Spring is closed. We transformed the old space into a new restaurant idea (new for us, in anycase) that is really a very simple neighborhood rotisserie. Table 28 has taken off.
Meanwhile, the Boutique is settling into the new neighborhood in the 1st.
Construction on the restaurant is advancing and it is starting to look like something other than a big pile of anxiety producing debris. There are walls, and floors and even a staircase! I'm happy with the progress and the team is great. Architects, builders, plumbers... I've been blessed with the company of the craziest bunch of coyotes that a kid building a restaurant in Paris could ask for. Let's hope the good work continues. I'd say we're just under halfway there. No opening date yet. Coming soon.
A week or so before Marie Aude and I began working together I took her on a trip to Brugges. I wanted to get to know her and take some time off before we got stuck in the grind of the SPRING thing. Late summer 2007.
We ate at a three star michelin thingy in Brugges that you should definitely SKIP the next time you are there. A "Turbot en vessie" should be a memorable moment, but it was really quite deflated.

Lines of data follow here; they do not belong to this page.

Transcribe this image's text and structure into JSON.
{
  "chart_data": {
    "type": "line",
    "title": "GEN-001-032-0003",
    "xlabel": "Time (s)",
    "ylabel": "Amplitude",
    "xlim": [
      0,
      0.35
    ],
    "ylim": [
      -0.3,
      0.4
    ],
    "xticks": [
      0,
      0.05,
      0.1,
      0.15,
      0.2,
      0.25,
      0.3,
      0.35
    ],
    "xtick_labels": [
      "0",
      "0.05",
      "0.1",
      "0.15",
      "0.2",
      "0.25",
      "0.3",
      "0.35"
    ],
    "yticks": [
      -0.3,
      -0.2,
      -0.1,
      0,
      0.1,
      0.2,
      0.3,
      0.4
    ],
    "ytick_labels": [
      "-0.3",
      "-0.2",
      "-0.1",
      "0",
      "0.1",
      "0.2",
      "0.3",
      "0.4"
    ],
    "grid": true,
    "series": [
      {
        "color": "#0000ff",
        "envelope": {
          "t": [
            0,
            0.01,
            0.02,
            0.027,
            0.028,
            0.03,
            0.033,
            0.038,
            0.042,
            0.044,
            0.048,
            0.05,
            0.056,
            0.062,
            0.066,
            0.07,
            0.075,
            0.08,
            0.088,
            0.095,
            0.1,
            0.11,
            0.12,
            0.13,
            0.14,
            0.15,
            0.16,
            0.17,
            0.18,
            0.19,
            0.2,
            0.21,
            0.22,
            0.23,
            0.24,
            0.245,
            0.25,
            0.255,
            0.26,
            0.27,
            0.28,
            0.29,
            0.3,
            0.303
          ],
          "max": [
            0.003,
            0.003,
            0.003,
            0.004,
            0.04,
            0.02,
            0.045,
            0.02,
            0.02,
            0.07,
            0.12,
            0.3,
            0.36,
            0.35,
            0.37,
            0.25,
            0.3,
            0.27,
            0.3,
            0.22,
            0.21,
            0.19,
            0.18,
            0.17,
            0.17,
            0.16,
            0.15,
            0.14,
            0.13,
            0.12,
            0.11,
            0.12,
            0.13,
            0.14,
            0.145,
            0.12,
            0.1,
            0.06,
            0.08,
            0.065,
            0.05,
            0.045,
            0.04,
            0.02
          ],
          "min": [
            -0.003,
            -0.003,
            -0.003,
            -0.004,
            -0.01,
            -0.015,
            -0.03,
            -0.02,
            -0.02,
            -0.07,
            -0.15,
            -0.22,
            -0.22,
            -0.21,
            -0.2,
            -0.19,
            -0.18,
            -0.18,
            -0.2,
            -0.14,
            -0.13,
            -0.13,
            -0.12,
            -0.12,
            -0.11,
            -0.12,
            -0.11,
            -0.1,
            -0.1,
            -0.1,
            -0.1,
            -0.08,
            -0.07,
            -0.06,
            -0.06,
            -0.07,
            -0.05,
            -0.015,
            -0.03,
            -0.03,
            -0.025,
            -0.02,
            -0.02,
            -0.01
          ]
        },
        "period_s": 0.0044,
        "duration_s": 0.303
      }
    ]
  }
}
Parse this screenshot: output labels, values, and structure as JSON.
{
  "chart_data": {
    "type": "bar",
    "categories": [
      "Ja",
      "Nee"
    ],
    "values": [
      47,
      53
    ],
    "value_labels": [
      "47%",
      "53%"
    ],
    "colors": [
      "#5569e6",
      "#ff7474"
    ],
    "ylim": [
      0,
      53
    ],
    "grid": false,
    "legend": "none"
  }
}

We spent the day in Brugges wandering in circles and taking pictures of people eating french fries. Just seemed like the thing to do.
When we got back to Paris it was raining. We walked from the Gare du Nord back to SPRING where Marie washed her feet like you feel you have to do when you schlep around Paris in warm summer rain and flip flops.
I was thinking about our trip because we are about to take another one next week (although this time we're sleeping in the same room!).
I'm going back to Japan and this time Marie is coming with me.
We were recently introduced to Japanese whisky and we are going to learn a little bit more. Sounds a little strange (especially when Scotland is a lot closer), but I am as much interested in the whisky as the steps it takes to make it. Exploring how japanese craftsmanship expresses itself in something as foreign as whisky might help me understand what i'm up to here in France. I'm interested in the process of appropriating something from another culture and the balance between making it uniquely one's own and at the same time adhering to a long tradition. As an American cooking in Paris, there is something in that dynamic that i'd like to crack. Intellectually stimulating... Sure, but the stuff is really delicious. Some Japanese whisky (from Suntory, for example) was designed to be consumed along with a meal and is diluted in a special way to suit the task. It is a new way of engaging food and a great departure from the French wine centered experience. It is good to shake things up a bit. It is a bit like our experience at Table 28. Change the rules a little...
The last time I came back from Japan everyone asked if I would start cooking some sort of fusion. The only thing I brought back from Japan the last time (apart from a whole mess of experiences shared with new friends) was a bad ass craving for tako yaki, okonomiyaki, BOSS coffee in a can (hot!) and japanese breakfast. I can't wait to get there again. I'm hungry.